Module	Responsibility
`dpone.observability.metrics`	Canonical metric names, labels, units, and extraction from run reports.
`dpone.observability.prometheus`	Prometheus text exposition rendering only.
`dpone.observability.opentelemetry`	OTLP-like JSON rendering only.
`dpone.observability.artifacts`	Per-export checksum index for observability evidence files.
`dpone.observability.export`	Use-case service that writes all artifacts and report files.
`dpone.commands.observability_cmd`	Argparse adapter and stdout formatting only.

Do not add observability business logic to ops_cmd.py, run_cmd.py, or the CLI registry.

Adding a new metric source¶

Add extraction to RuntimeMetricsExtractor when the source is a standard dpone artifact such as:

dpone run --format json;
run registry report;
certification suite report;
benchmark baseline report.

Keep extraction deterministic and tolerant of missing optional fields.

Adding a new export target¶

Add a renderer class when the target format has its own rules:

class VendorMetricsRenderer:
    def render(self, points: Iterable[MetricPoint]) -> dict[str, object]:
        ...

Then inject it into a dedicated service or adapter.
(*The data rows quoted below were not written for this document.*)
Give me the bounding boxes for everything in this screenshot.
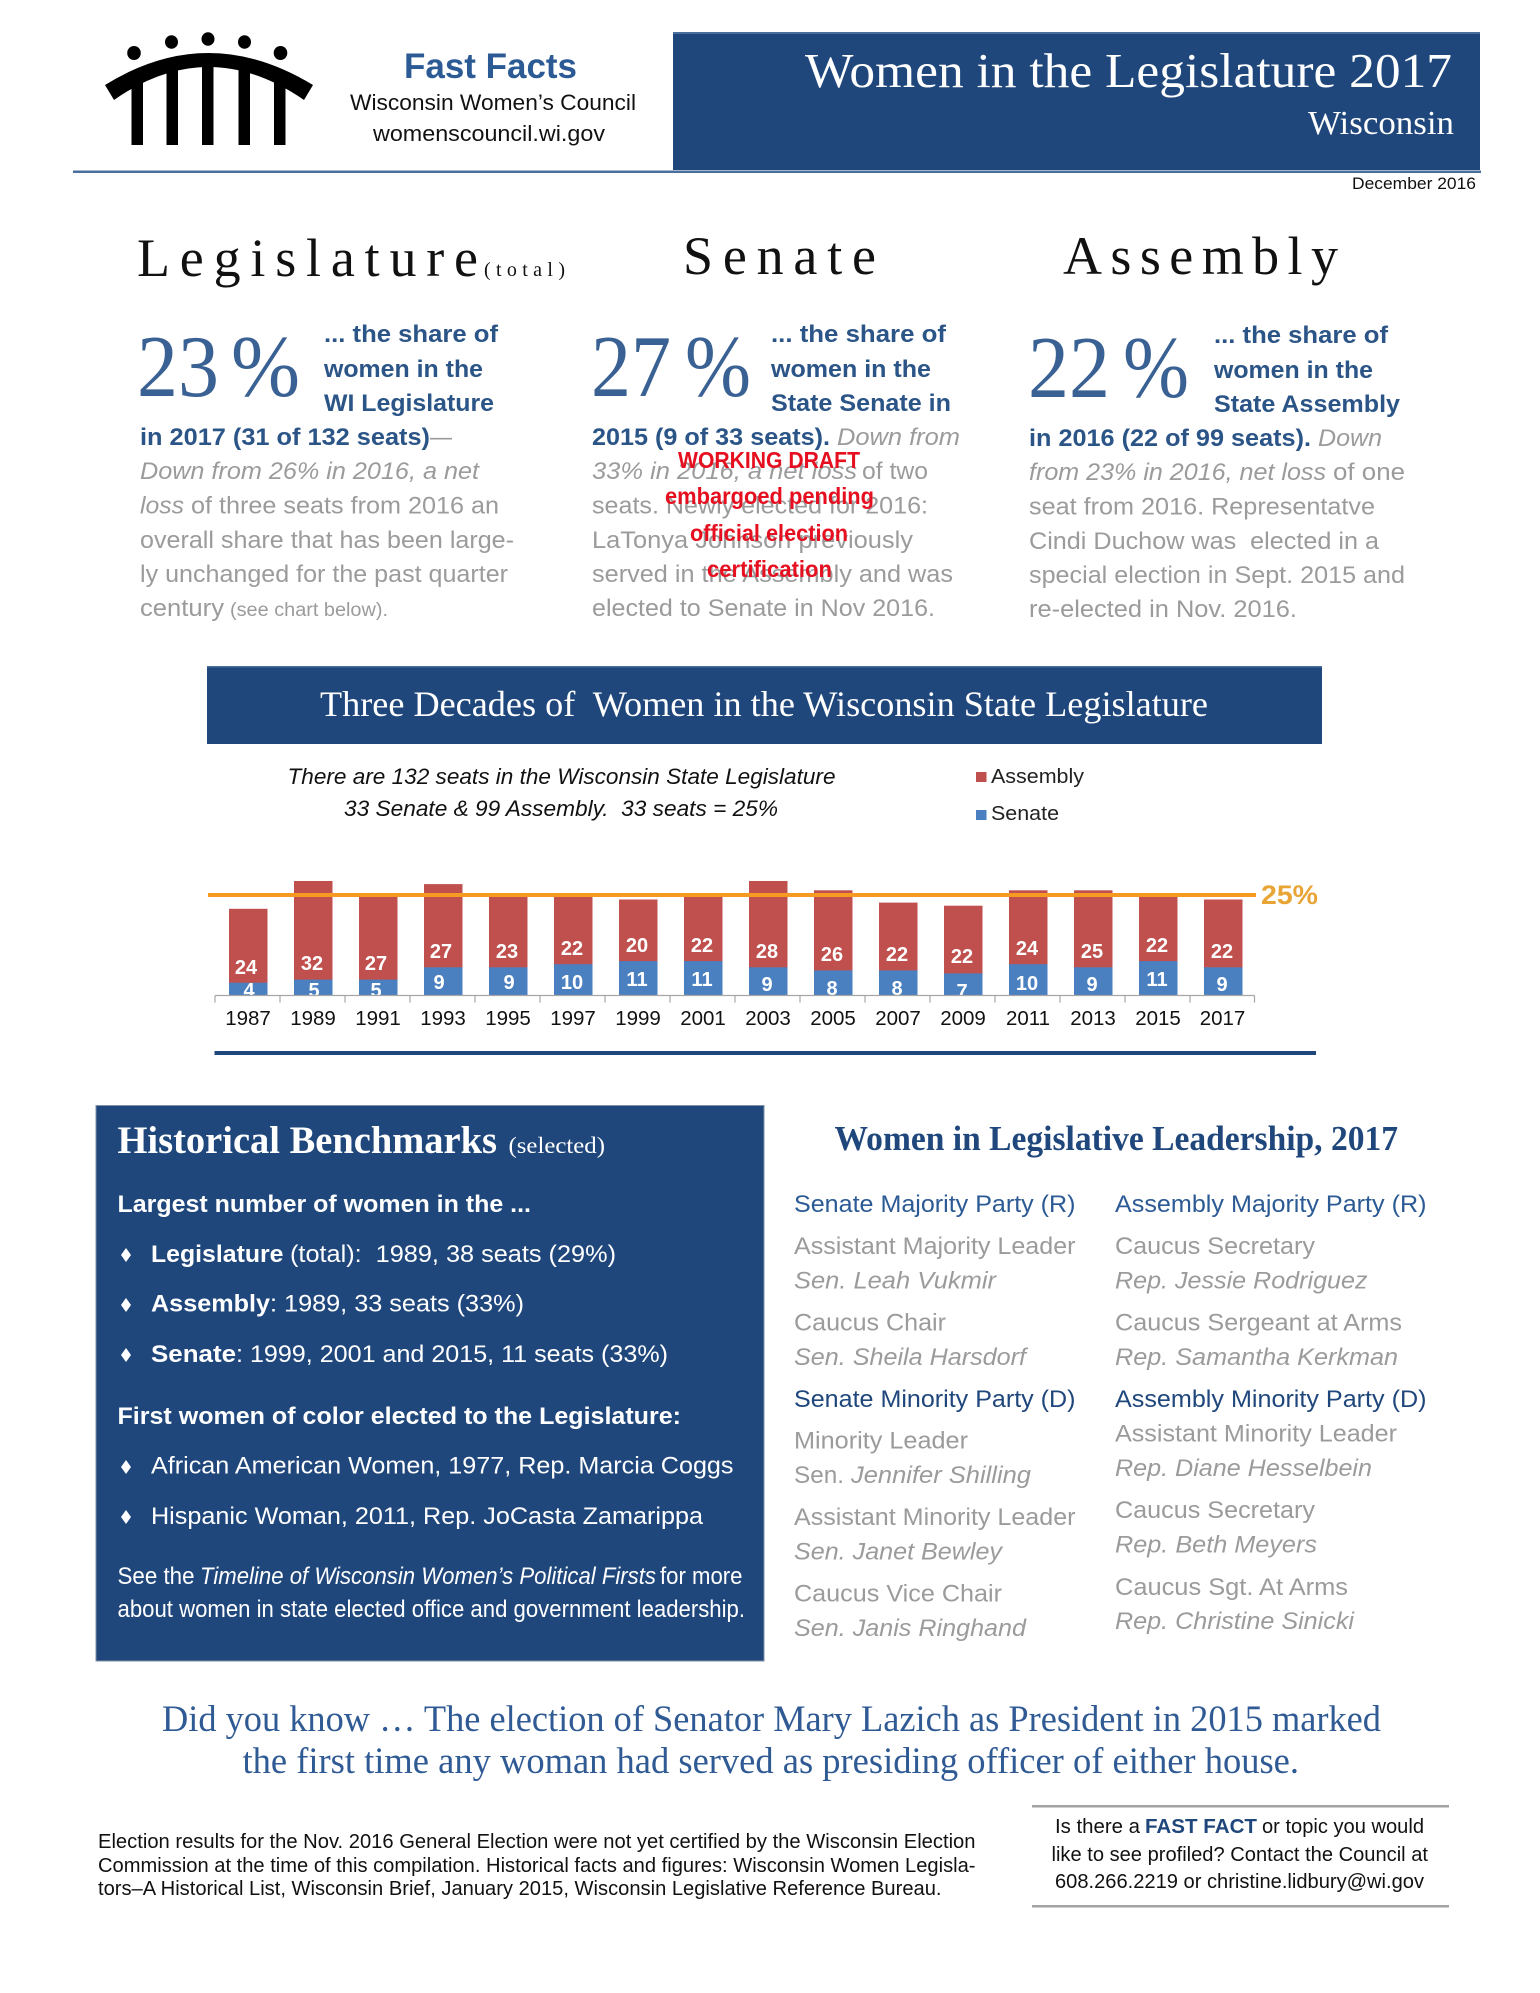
panel: three decades chart (205, 666, 1322, 1055)
senate value labels: 8 (826, 978, 838, 1000)
chart note: 33 Senate & 99 Assembly. 33 seats = 25% (344, 796, 778, 821)
panel heading: (selected) (508, 1133, 605, 1158)
largest number list: Legislature (151, 1241, 284, 1268)
big number: % (685, 319, 751, 416)
contact box: or topic you would (1262, 1816, 1424, 1838)
x axis (215, 996, 1254, 1002)
senate leaders column: Sen. Leah Vukmir (794, 1268, 997, 1294)
body text: of three seats from 2016 an (191, 492, 499, 520)
title banner (673, 32, 1480, 170)
body text: elected to Senate in Nov 2016. (592, 595, 935, 622)
contact box: Is there a (1055, 1816, 1141, 1838)
25 percent label: 25% (1261, 880, 1318, 910)
first women of color list: Hispanic Woman, 2011, Rep. JoCasta Zamarippa (151, 1503, 703, 1530)
lead text: women in the (1213, 357, 1373, 384)
assembly value labels: 26 (821, 944, 843, 966)
senate value labels: 5 (370, 980, 382, 1002)
did you know callout: the first time any woman had served as presiding officer of either house. (242, 1741, 1299, 1782)
year labels: 2015 (1135, 1007, 1181, 1030)
lead text: WI Legislature (324, 390, 494, 417)
body text: LaTonya Johnson previously (592, 527, 914, 554)
year labels: 1993 (420, 1007, 466, 1030)
year labels: 1997 (550, 1007, 596, 1030)
panel: historical benchmarks (96, 1106, 764, 1661)
date: December 2016 (1352, 174, 1476, 193)
organisation name: womenscouncil.wi.gov (372, 121, 605, 146)
timeline note (118, 1563, 745, 1623)
body text: ly unchanged for the past quarter (140, 561, 508, 588)
body text: seat from 2016. Representatve (1029, 494, 1375, 520)
organisation name (350, 47, 636, 146)
first women of color list (118, 1403, 734, 1530)
assembly bars (229, 881, 1242, 996)
year labels: 2001 (680, 1007, 726, 1030)
year labels (225, 1007, 1245, 1030)
senate bars (229, 961, 1242, 995)
assembly value labels: 28 (756, 941, 778, 963)
year labels: 1991 (355, 1007, 401, 1030)
chart banner (207, 666, 1322, 744)
assembly leaders column: Assembly Majority Party (R) (1115, 1191, 1426, 1218)
year labels: 1989 (290, 1007, 336, 1030)
assembly leaders column: Rep. Diane Hesselbein (1115, 1455, 1372, 1482)
lead text: ... the share of (771, 321, 947, 348)
panel: Senate (591, 226, 960, 622)
icon: Wisconsin Women's Council logo (105, 32, 313, 145)
lead text: women in the (323, 356, 483, 383)
assembly value labels: 27 (365, 953, 387, 975)
body text: 33% in 2016, a net loss (592, 458, 857, 485)
year labels: 2007 (875, 1007, 921, 1030)
assembly value labels: 22 (886, 944, 908, 966)
year labels: 2003 (745, 1007, 791, 1030)
big number (137, 319, 300, 416)
heading: Legislature (137, 228, 478, 288)
body text: loss (140, 492, 184, 520)
legend: Senate (991, 803, 1059, 825)
assembly leaders column: Rep. Beth Meyers (1115, 1532, 1317, 1558)
senate value labels: 11 (691, 969, 713, 991)
largest number list: Assembly (151, 1290, 270, 1318)
lead text: 2015 (9 of 33 seats). (592, 424, 830, 451)
year labels: 2009 (940, 1007, 986, 1030)
lead text: women in the (770, 356, 931, 383)
senate value labels: 7 (956, 981, 968, 1003)
title banner: Wisconsin (1308, 105, 1454, 142)
lead text (140, 321, 499, 451)
largest number list: : 1989, 33 seats (33%) (270, 1290, 524, 1318)
assembly value labels: 24 (1016, 938, 1039, 960)
footnote: tors–A Historical List, Wisconsin Brief, January 2015, Wisconsin Legislative Reference Bureau. (98, 1878, 941, 1900)
senate leaders column (794, 1191, 1076, 1642)
senate value labels (243, 969, 1228, 1003)
senate leaders column: Assistant Majority Leader (794, 1233, 1076, 1260)
senate leaders column: Sen. (794, 1462, 844, 1489)
senate value labels: 9 (503, 972, 515, 994)
senate value labels: 9 (761, 974, 773, 996)
footnote: Election results for the Nov. 2016 General Election were not yet certified by the Wisconsin Election (98, 1831, 976, 1853)
first women of color list: African American Women, 1977, Rep. Marcia Coggs (151, 1452, 734, 1480)
big number (591, 319, 751, 416)
footnote: Commission at the time of this compilation. Historical facts and figures: Wisconsin Women Legisla- (98, 1855, 976, 1877)
body text: of two (862, 458, 928, 485)
senate value labels: 9 (1086, 974, 1098, 996)
largest number list (118, 1191, 668, 1368)
working draft notice: certification (707, 556, 832, 582)
assembly value labels: 23 (496, 941, 518, 963)
assembly leaders column: Assembly Minority Party (D) (1115, 1386, 1426, 1413)
contact box: 608.266.2219 or christine.lidbury@wi.gov (1055, 1871, 1424, 1893)
assembly leaders column: Caucus Sgt. At Arms (1115, 1574, 1348, 1601)
panel: women in legislative leadership (794, 1119, 1426, 1642)
year labels: 1999 (615, 1007, 661, 1030)
senate leaders column: Jennifer Shilling (850, 1462, 1031, 1489)
year labels: 2011 (1006, 1007, 1050, 1030)
legend: Assembly (991, 766, 1084, 788)
lead text: in 2017 (31 of 132 seats) (140, 424, 430, 451)
largest number list: Largest number of women in the ... (118, 1191, 531, 1218)
senate leaders column: Assistant Minority Leader (794, 1504, 1076, 1531)
lead text (1029, 322, 1400, 452)
senate leaders column: Senate Majority Party (R) (794, 1191, 1076, 1218)
lead text: ... the share of (1214, 322, 1389, 349)
body text: from 23% in 2016, net loss (1029, 459, 1326, 486)
senate value labels: 9 (433, 972, 445, 994)
contact box: like to see profiled? Contact the Council at (1052, 1844, 1428, 1866)
assembly leaders column: Rep. Samantha Kerkman (1115, 1344, 1398, 1371)
big number: 27 (591, 319, 671, 416)
senate value labels: 10 (1016, 973, 1038, 995)
contact box: FAST FACT (1145, 1816, 1257, 1838)
working draft notice: embargoed pending (665, 483, 874, 509)
largest number list: (total): 1989, 38 seats (29%) (290, 1241, 616, 1268)
title banner: Women in the Legislature 2017 (805, 43, 1452, 98)
senate leaders column: Caucus Chair (794, 1310, 946, 1336)
stacked bar chart (205, 880, 1318, 1030)
senate value labels: 4 (243, 980, 255, 1002)
senate leaders column: Senate Minority Party (D) (794, 1386, 1076, 1413)
chart bottom rule (214, 1051, 1316, 1055)
assembly value labels: 22 (691, 935, 713, 957)
heading: (total) (484, 259, 565, 281)
assembly value labels: 22 (1146, 935, 1168, 957)
panel: Legislature total (137, 228, 565, 622)
largest number list: : 1999, 2001 and 2015, 11 seats (33%) (236, 1341, 668, 1368)
big number (1028, 320, 1189, 417)
assembly value labels: 24 (235, 957, 258, 979)
senate leaders column: Caucus Vice Chair (794, 1580, 1002, 1608)
assembly value labels: 27 (430, 941, 452, 963)
organisation name: Fast Facts (404, 47, 577, 86)
lead text: ... the share of (324, 321, 499, 348)
panel heading: Women in Legislative Leadership, 2017 (834, 1119, 1398, 1158)
assembly value labels (235, 935, 1233, 979)
senate leaders column: Minority Leader (794, 1428, 968, 1454)
chart note: There are 132 seats in the Wisconsin State Legislature (288, 764, 836, 789)
assembly leaders column (1115, 1191, 1426, 1635)
body text: Down from (837, 424, 960, 451)
did you know callout (162, 1699, 1381, 1782)
big number: 23 (137, 319, 219, 416)
assembly leaders column: Caucus Secretary (1115, 1497, 1316, 1524)
did you know callout: Did you know … The election of Senator Mary Lazich as President in 2015 marked (162, 1699, 1381, 1740)
body text: of one (1333, 459, 1405, 486)
lead text: in 2016 (22 of 99 seats). (1029, 425, 1311, 452)
legend (976, 766, 1084, 825)
footnote (98, 1831, 976, 1900)
chart note (288, 764, 836, 821)
working draft notice (665, 447, 874, 582)
body text: century (140, 595, 225, 622)
heading: Senate (683, 226, 876, 286)
panel heading: Historical Benchmarks (118, 1119, 497, 1162)
body text: overall share that has been large- (140, 527, 514, 554)
big number: % (231, 319, 300, 416)
body text (140, 424, 514, 622)
body text: Down (1318, 425, 1382, 452)
organisation name: Wisconsin Women’s Council (350, 90, 636, 115)
body text: seats. Newly elected for 2016: (592, 492, 928, 520)
header (73, 32, 1481, 193)
year labels: 1995 (485, 1007, 531, 1030)
lead text (592, 321, 951, 451)
assembly leaders column: Caucus Sergeant at Arms (1115, 1310, 1402, 1336)
panel: Assembly (1028, 226, 1405, 623)
body text: re-elected in Nov. 2016. (1029, 596, 1297, 623)
assembly value labels: 25 (1081, 941, 1103, 963)
body text: Down from 26% in 2016, a net (140, 458, 480, 485)
body text (1029, 425, 1405, 623)
working draft notice: official election (690, 520, 848, 546)
assembly value labels: 20 (626, 935, 648, 957)
senate value labels: 11 (1146, 969, 1168, 991)
year labels: 2013 (1070, 1007, 1116, 1030)
assembly value labels: 22 (951, 946, 973, 968)
assembly leaders column: Rep. Christine Sinicki (1115, 1608, 1355, 1635)
senate value labels: 8 (891, 978, 903, 1000)
header rule (73, 170, 1481, 173)
senate value labels: 9 (1216, 974, 1228, 996)
assembly leaders column: Caucus Secretary (1115, 1233, 1316, 1260)
senate value labels: 11 (626, 969, 648, 991)
body text: — (430, 424, 452, 451)
body text (592, 424, 960, 622)
assembly value labels: 22 (1211, 941, 1233, 963)
body text: Cindi Duchow was elected in a (1029, 528, 1379, 555)
contact box (1032, 1805, 1449, 1908)
working draft notice: WORKING DRAFT (678, 447, 860, 473)
lead text: State Senate in (771, 390, 951, 417)
timeline note: about women in state elected office and government leadership. (118, 1596, 745, 1623)
timeline note: See the (118, 1563, 194, 1590)
senate value labels: 10 (561, 972, 583, 994)
senate leaders column: Sen. Janet Bewley (794, 1538, 1004, 1566)
timeline note: for more (660, 1563, 742, 1590)
assembly value labels: 22 (561, 938, 583, 960)
senate value labels: 5 (308, 980, 320, 1002)
largest number list: Senate (151, 1341, 236, 1368)
year labels: 1987 (225, 1007, 271, 1030)
body text: (see chart below). (230, 600, 388, 621)
body text: served in the Assembly and was (592, 561, 953, 588)
senate leaders column: Sen. Janis Ringhand (794, 1615, 1027, 1642)
timeline note: Timeline of Wisconsin Women’s Political Firsts (200, 1563, 656, 1590)
senate leaders column: Sen. Sheila Harsdorf (794, 1344, 1028, 1371)
big number: % (1123, 320, 1189, 417)
body text: special election in Sept. 2015 and (1029, 562, 1405, 589)
big number: 22 (1028, 320, 1110, 417)
assembly value labels: 32 (301, 953, 323, 975)
chart banner: Three Decades of Women in the Wisconsin State Legislature (320, 684, 1208, 724)
heading: Assembly (1063, 226, 1338, 286)
assembly leaders column: Rep. Jessie Rodriguez (1115, 1268, 1368, 1294)
lead text: State Assembly (1214, 391, 1400, 418)
25 percent line (208, 893, 1256, 897)
first women of color list: First women of color elected to the Legislature: (118, 1403, 681, 1430)
year labels: 2017 (1200, 1007, 1245, 1030)
year labels: 2005 (810, 1007, 856, 1030)
assembly leaders column: Assistant Minority Leader (1115, 1420, 1397, 1448)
Do not make RuntimeMetricsExportService depend on vendor credentials or network clients. Network push belongs in a separate optional adapter because local CI must stay credential-free.

Test contract¶

Every observability change must include:

Test	Purpose
Service test	Confirms files are written and report status is correct.
Renderer test	Confirms escaping, labels, and stable output shape.
CLI test	Confirms `dpone observability metrics-export` works through argparse.
Artifact index test	Confirms `metrics_index.json` contains checksums for every generated file.
Docs contract test	Confirms user and developer docs mention command, artifacts, Prometheus, OpenTelemetry, and runbooks.

CI/CD contract¶

When adding observability to a workflow:

write artifacts under test_artifacts/observability/<run>/;
upload artifacts with if: always();
keep .github/workflows/observability-maturity.yml green when changing metrics contracts;
never write raw secrets into labels;
keep labels low-cardinality enough for Prometheus;
link the failure path in Failure runbooks if the workflow can fail on observability evidence.

Architecture update checklist¶

Update Architecture when one of these changes:

new observability package or module;
new supported artifact type;
new exported telemetry format;
new artifact index field or checksum semantics;
new runtime dependency or optional extra;
new command group or workflow gate.

User docs checklist¶

Update Runtime observability and CLI reference when a CLI flag, artifact file name, blocker code, or runbook action changes.